Decided On October 17, 2003
STATE OF KARNATAKA Appellant
V/S
RAJANNA Respondents

JUDGEMENT

(1.) WE have heard the learned Counsel representing the State and the accused in these two appeals. The extremely distressing facts briefly stated are that on the evening of 13. 6. 1995 at about 6. 45 p. m. the owner of a petty shop P. W. 1 Mustaq Pasha had kept his young son Sadiq Pasha in-charge of the shop and gone to visit a relation. The accused came there, and asked him for two cigarettes and when Sadiq Pasha asked him for the money he got enraged, caught hold of the boy, pulled him out of the shop, picked up a club and started hitting him with it. The boys mother Smt. Naseembanu ran to the rescue of her son Sadiq and very unfortunately the accused who appeared to be gripped by frenzy assaulted the mother with the same club and ran away from that place. The injuries inflicted were relatively serious particularly the head injuries as a result of which both mother and son died on the spot. The incident had been witnessed by numerous persons, there was no doubt about the identity of the assailant who was traced out by the police on the next day and arrested. The blood stained clothes were recovered at his instance. On conclusion of the investigation the accused was put up for trial and the trial court considering that this is virtually an open and shut case wherein there are 5 eye witnesses whose evidence is absolutely unimpeachable, recorded a conviction against the accused.

(2.) IT is very necessary for us to record that the defence pleaded was not one of denial. Obviously, on this evidence it would be close to absurdity to deny the fact that the accused had inflicted the injuries in question. The defence led the evidence of Dr. H. S. Venkatesh who is DW. 1 and he in turn produced exhibits D1 to D 13 which are the medical records of the accused. On the basis of these records, the defence contended that the doctor himself has diagnosed that the accused was suffering from Paranoid Psychosis which is incurable. It was also established that the accused had been treated at NIMHANS hospital for mental disorders about two years prior to the incident. In other words, the defence sought to bring the case within the exception as prescribed in IPC under Sec. 84 on the ground that by reason of unsoundness of mind the accused was incapable of knowing the nature of the act or that what he is doing is either wrong or contrary to law. The trial court has very carefully examined this contention particularly in the light of the 3 supreme court decisions reported in 1995 (1) Crimes, 711; 1990 (2) Crimes, 233 and AIR 1994 SC 1041. These judgments however were pressed into service principally in order to justify the defence plea that these cases would not qualify for a conviction under Sec. 302 IPC but that Sec. 304 would apply in so far as it would constitute culpable homicide not amounting to murder. We shall deal with that proposition subsequently.

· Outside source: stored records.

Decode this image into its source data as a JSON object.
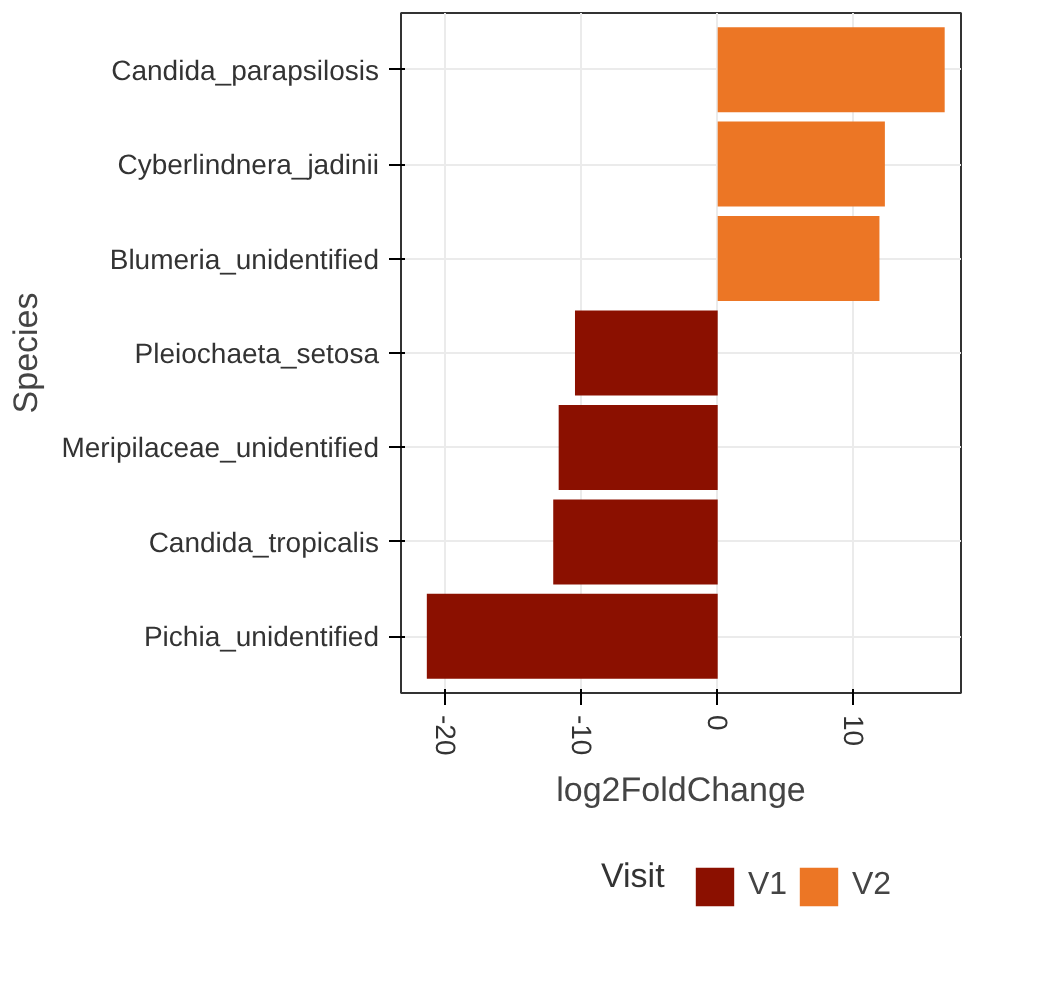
{
  "chart_data": {
    "type": "bar",
    "orientation": "horizontal",
    "xlabel": "log2FoldChange",
    "ylabel": "Species",
    "legend_title": "Visit",
    "categories": [
      "Candida_parapsilosis",
      "Cyberlindnera_jadinii",
      "Blumeria_unidentified",
      "Pleiochaeta_setosa",
      "Meripilaceae_unidentified",
      "Candida_tropicalis",
      "Pichia_unidentified"
    ],
    "series": [
      {
        "name": "V1",
        "color": "#8b1000",
        "values": [
          null,
          null,
          null,
          -10.5,
          -11.7,
          -12.1,
          -21.4
        ]
      },
      {
        "name": "V2",
        "color": "#ec7625",
        "values": [
          16.7,
          12.3,
          11.9,
          null,
          null,
          null,
          null
        ]
      }
    ],
    "xlim": [
      -23.3,
      17.9
    ],
    "xticks": [
      -20,
      -10,
      0,
      10
    ],
    "grid": true,
    "legend": "bottom"
  }
}
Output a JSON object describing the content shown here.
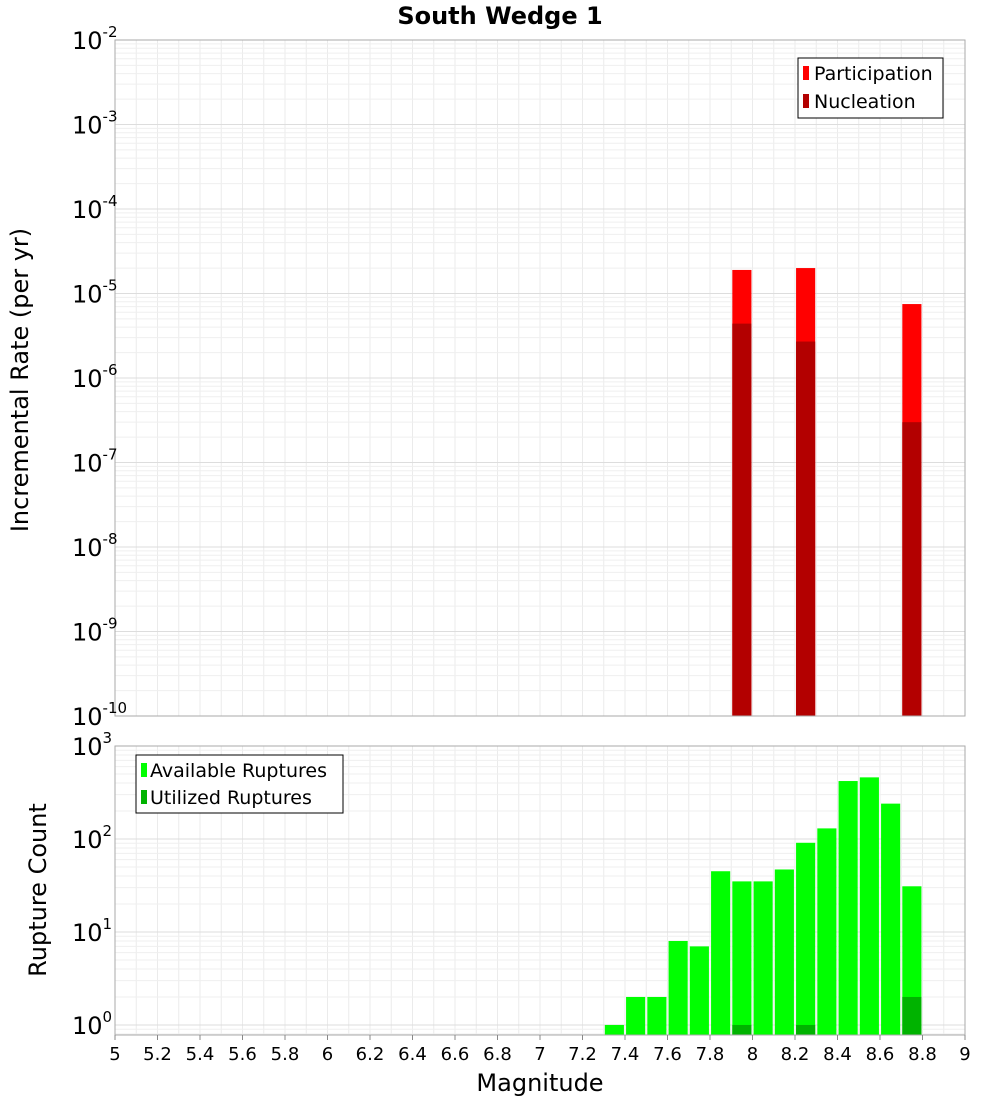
{
  "chart_data": [
    {
      "type": "bar",
      "title": "South Wedge 1",
      "xlabel": "",
      "ylabel": "Incremental Rate (per yr)",
      "yscale": "log",
      "xlim": [
        5,
        9
      ],
      "ylim": [
        1e-10,
        0.01
      ],
      "grid": true,
      "legend_position": "top-right",
      "y_ticks": [
        {
          "base": "10",
          "exp": "-10",
          "value": 1e-10
        },
        {
          "base": "10",
          "exp": "-9",
          "value": 1e-09
        },
        {
          "base": "10",
          "exp": "-8",
          "value": 1e-08
        },
        {
          "base": "10",
          "exp": "-7",
          "value": 1e-07
        },
        {
          "base": "10",
          "exp": "-6",
          "value": 1e-06
        },
        {
          "base": "10",
          "exp": "-5",
          "value": 1e-05
        },
        {
          "base": "10",
          "exp": "-4",
          "value": 0.0001
        },
        {
          "base": "10",
          "exp": "-3",
          "value": 0.001
        },
        {
          "base": "10",
          "exp": "-2",
          "value": 0.01
        }
      ],
      "series": [
        {
          "name": "Participation",
          "color": "#ff0000",
          "points": [
            {
              "x": 7.95,
              "y": 1.9e-05
            },
            {
              "x": 8.25,
              "y": 2e-05
            },
            {
              "x": 8.75,
              "y": 7.5e-06
            }
          ]
        },
        {
          "name": "Nucleation",
          "color": "#b30000",
          "points": [
            {
              "x": 7.95,
              "y": 4.4e-06
            },
            {
              "x": 8.25,
              "y": 2.7e-06
            },
            {
              "x": 8.75,
              "y": 3e-07
            }
          ]
        }
      ]
    },
    {
      "type": "bar",
      "title": "",
      "xlabel": "Magnitude",
      "ylabel": "Rupture Count",
      "yscale": "log",
      "xlim": [
        5,
        9
      ],
      "ylim": [
        0.78,
        1000
      ],
      "grid": true,
      "legend_position": "top-left",
      "x_ticks": [
        "5",
        "5.2",
        "5.4",
        "5.6",
        "5.8",
        "6",
        "6.2",
        "6.4",
        "6.6",
        "6.8",
        "7",
        "7.2",
        "7.4",
        "7.6",
        "7.8",
        "8",
        "8.2",
        "8.4",
        "8.6",
        "8.8",
        "9"
      ],
      "y_ticks": [
        {
          "base": "10",
          "exp": "0",
          "value": 1
        },
        {
          "base": "10",
          "exp": "1",
          "value": 10
        },
        {
          "base": "10",
          "exp": "2",
          "value": 100
        },
        {
          "base": "10",
          "exp": "3",
          "value": 1000
        }
      ],
      "series": [
        {
          "name": "Available Ruptures",
          "color": "#00ff00",
          "points": [
            {
              "x": 7.35,
              "y": 1
            },
            {
              "x": 7.45,
              "y": 2
            },
            {
              "x": 7.55,
              "y": 2
            },
            {
              "x": 7.65,
              "y": 8
            },
            {
              "x": 7.75,
              "y": 7
            },
            {
              "x": 7.85,
              "y": 45
            },
            {
              "x": 7.95,
              "y": 35
            },
            {
              "x": 8.05,
              "y": 35
            },
            {
              "x": 8.15,
              "y": 47
            },
            {
              "x": 8.25,
              "y": 91
            },
            {
              "x": 8.35,
              "y": 130
            },
            {
              "x": 8.45,
              "y": 420
            },
            {
              "x": 8.55,
              "y": 460
            },
            {
              "x": 8.65,
              "y": 240
            },
            {
              "x": 8.75,
              "y": 31
            }
          ]
        },
        {
          "name": "Utilized Ruptures",
          "color": "#00b300",
          "points": [
            {
              "x": 7.95,
              "y": 1
            },
            {
              "x": 8.25,
              "y": 1
            },
            {
              "x": 8.75,
              "y": 2
            }
          ]
        }
      ]
    }
  ]
}
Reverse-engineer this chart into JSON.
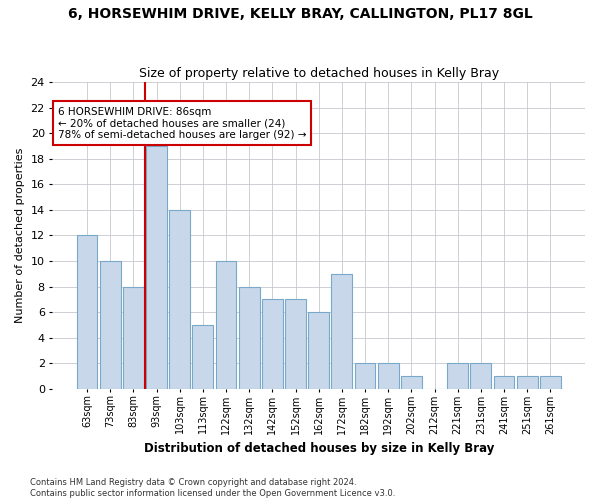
{
  "title1": "6, HORSEWHIM DRIVE, KELLY BRAY, CALLINGTON, PL17 8GL",
  "title2": "Size of property relative to detached houses in Kelly Bray",
  "xlabel": "Distribution of detached houses by size in Kelly Bray",
  "ylabel": "Number of detached properties",
  "categories": [
    "63sqm",
    "73sqm",
    "83sqm",
    "93sqm",
    "103sqm",
    "113sqm",
    "122sqm",
    "132sqm",
    "142sqm",
    "152sqm",
    "162sqm",
    "172sqm",
    "182sqm",
    "192sqm",
    "202sqm",
    "212sqm",
    "221sqm",
    "231sqm",
    "241sqm",
    "251sqm",
    "261sqm"
  ],
  "values": [
    12,
    10,
    8,
    19,
    14,
    5,
    10,
    8,
    7,
    7,
    6,
    9,
    2,
    2,
    1,
    0,
    2,
    2,
    1,
    1,
    1
  ],
  "bar_color": "#c8d8ea",
  "bar_edge_color": "#7aa8c8",
  "vline_x": 2.5,
  "vline_color": "#cc0000",
  "annotation_text": "6 HORSEWHIM DRIVE: 86sqm\n← 20% of detached houses are smaller (24)\n78% of semi-detached houses are larger (92) →",
  "annotation_box_color": "#ffffff",
  "annotation_box_edge": "#cc0000",
  "ylim": [
    0,
    24
  ],
  "yticks": [
    0,
    2,
    4,
    6,
    8,
    10,
    12,
    14,
    16,
    18,
    20,
    22,
    24
  ],
  "footnote": "Contains HM Land Registry data © Crown copyright and database right 2024.\nContains public sector information licensed under the Open Government Licence v3.0.",
  "bg_color": "#ffffff",
  "plot_bg_color": "#ffffff",
  "grid_color": "#c8c8d0"
}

(3.) ON the more important issue relating to Sec. 84 IPC and the plea of insanity, reliance was placed on the following decisions: 1. 1991 Crl. L. J. 160, 2. 1985 Crl. L. J. 196, 3. 1987 Cr1. L. J. 618. On a consideration of the material placed before the court, the learned trial Judge recorded the view that irrespective of the mental condition that was pleaded on behalf of the accused, that the material placed before the court would only indicate that the accused suffered some mental infirmity and underwent treatment for it but that this was at an earlier point of time. The learned trial Judge on a careful analysis of the facts of the case recorded the conclusion that at the time, of the incident, there was absolutely nothing to indicate that the accused was mentally handicapped and that consequently, the defence pleaded was liable to be rejected. The general behaviour of the accused as is evident through recreation of the incident is sufficient to establish that the accused could not be said to have been in such a mental condition that he did not know the nature and consequences of his act and on the basis of this finding, the defence plea was rejected and the accused came to be convicted. Having regard to the special features of the case a conviction was recorded under Sec. 304 Part II IPC and it is in respect of this conviction that the State has filed Crl. A. 1480 /1998 assailing the acquittal under Sec. 302 IPC and contending that the accused ought to have been convicted under this section and awarded a heavier punishment. On the other hand, the accused has preferred Crl. A. 1082/1998 challenging the conviction itself. We have heard both the appeals together in so far as they relate to the same incident and to the same judgment. We have done a very careful and thorough review of the record and after considering the submissions both factual and legal, we are disposing off both the appeals through a common judgment.